Adding a little poetry to your prose isn’t the worst way to spend an afternoon. Unfortunately this is a time when rhythmic, melodious sentences are out of fashion. Evidence: the way in which good writing is distilled into efficient writing, a matter of deletion and omission and streamlining every phrase; the way in which writing style guides prize shorter, crisper, and simpler sentences, regardless of the situation; the way in which the typical person separates style and substance, as if it is possible to disentangle those concepts; the way in which jaws drop and shoulders lift at the notion that a sentence should have spice and vibrancy and that those elements are intrinsic to meaning. But this fetish for minimalism and technical writing is a fad, however omnipresent it might seem, and the timeworn lessons of classical sentence structures are still available for anybody who wants to learn.
Obviously you can still write fantastic and propulsive sentences without knowing any formal structures, just as you can play an instrument with flair, passion, and artfulness without ever knowing how to read music. Learning the structures is the linguistic equivalent of learning to read music—helpful, certainly, but not necessary. If your craft happens to be language, however, then I assume that you’d be eager to acquire every potential tool. At one time, learning composition did involve mastering these classical structures, and then embedding these timeless, sonorous shapes into your prose.
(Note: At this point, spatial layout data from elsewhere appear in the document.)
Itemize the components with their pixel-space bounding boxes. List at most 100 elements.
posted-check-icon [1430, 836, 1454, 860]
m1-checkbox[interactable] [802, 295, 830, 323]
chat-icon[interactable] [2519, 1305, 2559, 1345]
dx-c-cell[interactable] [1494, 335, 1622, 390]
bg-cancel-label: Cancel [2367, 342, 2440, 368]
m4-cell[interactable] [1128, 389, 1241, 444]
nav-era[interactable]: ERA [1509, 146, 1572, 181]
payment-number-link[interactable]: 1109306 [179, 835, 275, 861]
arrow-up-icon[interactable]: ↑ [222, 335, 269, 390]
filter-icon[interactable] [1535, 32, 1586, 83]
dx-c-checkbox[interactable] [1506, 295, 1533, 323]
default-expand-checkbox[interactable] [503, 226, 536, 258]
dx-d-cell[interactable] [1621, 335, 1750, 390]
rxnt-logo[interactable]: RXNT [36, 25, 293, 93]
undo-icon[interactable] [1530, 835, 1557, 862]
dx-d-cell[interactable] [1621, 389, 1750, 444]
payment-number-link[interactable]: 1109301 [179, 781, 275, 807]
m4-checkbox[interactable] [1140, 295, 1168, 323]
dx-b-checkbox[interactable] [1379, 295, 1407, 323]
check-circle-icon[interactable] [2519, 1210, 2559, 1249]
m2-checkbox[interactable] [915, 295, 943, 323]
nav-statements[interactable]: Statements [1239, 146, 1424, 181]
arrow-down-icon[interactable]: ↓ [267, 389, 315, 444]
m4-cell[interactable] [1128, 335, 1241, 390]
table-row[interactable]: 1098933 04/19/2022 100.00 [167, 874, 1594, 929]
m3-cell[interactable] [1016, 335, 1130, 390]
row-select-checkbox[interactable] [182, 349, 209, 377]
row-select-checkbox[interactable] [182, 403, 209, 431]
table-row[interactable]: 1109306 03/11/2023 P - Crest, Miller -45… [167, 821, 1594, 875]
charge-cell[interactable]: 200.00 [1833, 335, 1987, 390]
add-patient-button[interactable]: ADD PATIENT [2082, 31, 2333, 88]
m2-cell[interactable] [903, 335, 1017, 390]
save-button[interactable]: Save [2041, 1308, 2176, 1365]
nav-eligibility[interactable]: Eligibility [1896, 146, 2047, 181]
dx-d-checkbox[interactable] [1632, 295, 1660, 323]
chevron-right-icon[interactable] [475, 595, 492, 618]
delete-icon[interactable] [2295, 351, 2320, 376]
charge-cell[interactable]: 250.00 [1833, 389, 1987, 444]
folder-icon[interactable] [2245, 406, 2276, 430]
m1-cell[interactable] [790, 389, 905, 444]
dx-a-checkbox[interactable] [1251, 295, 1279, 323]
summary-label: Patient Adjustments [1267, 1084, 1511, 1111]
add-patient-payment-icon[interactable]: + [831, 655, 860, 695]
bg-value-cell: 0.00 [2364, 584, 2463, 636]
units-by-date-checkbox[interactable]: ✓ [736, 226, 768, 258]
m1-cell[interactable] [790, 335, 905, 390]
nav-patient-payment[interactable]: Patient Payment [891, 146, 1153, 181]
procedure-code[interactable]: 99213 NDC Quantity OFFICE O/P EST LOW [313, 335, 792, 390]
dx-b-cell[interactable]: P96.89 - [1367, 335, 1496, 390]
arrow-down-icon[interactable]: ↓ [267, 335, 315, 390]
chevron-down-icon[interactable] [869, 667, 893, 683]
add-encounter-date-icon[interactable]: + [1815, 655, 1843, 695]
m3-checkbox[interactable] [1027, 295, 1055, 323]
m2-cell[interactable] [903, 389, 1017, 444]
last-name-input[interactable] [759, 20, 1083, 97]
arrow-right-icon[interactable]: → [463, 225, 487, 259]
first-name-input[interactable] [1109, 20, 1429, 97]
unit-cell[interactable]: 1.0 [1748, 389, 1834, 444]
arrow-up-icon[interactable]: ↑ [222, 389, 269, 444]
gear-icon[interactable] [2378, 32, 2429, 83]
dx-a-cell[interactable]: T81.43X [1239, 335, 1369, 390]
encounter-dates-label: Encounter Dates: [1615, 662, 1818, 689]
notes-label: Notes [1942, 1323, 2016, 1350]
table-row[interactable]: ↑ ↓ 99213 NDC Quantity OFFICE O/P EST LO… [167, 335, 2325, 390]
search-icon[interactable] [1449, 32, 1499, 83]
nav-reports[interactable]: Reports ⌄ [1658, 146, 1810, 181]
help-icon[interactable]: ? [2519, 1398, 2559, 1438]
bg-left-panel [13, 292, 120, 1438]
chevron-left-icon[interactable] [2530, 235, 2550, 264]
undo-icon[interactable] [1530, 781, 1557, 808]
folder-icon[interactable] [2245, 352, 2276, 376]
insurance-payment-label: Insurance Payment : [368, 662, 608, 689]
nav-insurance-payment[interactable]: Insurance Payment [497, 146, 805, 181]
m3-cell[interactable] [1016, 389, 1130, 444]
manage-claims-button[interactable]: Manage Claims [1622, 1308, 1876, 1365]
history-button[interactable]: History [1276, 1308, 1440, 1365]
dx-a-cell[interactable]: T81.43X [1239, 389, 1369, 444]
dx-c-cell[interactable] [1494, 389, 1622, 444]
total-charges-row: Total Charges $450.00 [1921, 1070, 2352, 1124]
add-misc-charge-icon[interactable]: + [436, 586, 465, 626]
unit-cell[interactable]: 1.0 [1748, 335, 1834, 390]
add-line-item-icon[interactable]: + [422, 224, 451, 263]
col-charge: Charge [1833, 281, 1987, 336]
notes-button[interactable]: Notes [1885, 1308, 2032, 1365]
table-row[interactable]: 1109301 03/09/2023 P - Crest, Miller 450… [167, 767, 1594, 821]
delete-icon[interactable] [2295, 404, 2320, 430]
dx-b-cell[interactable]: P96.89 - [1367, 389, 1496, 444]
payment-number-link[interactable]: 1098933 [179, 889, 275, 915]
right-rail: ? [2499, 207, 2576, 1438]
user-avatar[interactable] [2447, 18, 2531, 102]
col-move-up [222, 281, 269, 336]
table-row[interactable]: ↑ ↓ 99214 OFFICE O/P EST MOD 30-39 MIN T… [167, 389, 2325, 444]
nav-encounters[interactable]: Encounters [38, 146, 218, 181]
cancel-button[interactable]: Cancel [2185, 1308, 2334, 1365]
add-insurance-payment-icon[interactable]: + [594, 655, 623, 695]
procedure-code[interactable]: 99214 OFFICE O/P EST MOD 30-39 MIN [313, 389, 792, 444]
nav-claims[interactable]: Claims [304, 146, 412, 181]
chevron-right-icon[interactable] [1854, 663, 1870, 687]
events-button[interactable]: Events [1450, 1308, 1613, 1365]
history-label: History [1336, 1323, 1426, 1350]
Which doesn’t mean that your writing can’t also have verve, a freshness, feel hip, kinetic, use vernacular: there aren’t any rules when it comes to the creation of a sentence but it is worth noticing that the classical rhetorical structures still encircle the language. Unless you study at least a little classical rhetoric, you’ll end up stirred and influenced and captivated by these structures without ever knowing why—just like someone who attends a concert and is stirred by the music without knowing anything about chords, harmonies, and instrumentation. That’s fine, but you can learn how to play. You can learn how to increase your dexterity with the language. And you can learn how to add these rhetorical structures to your arsenal of linguistic tools without losing your individual voice.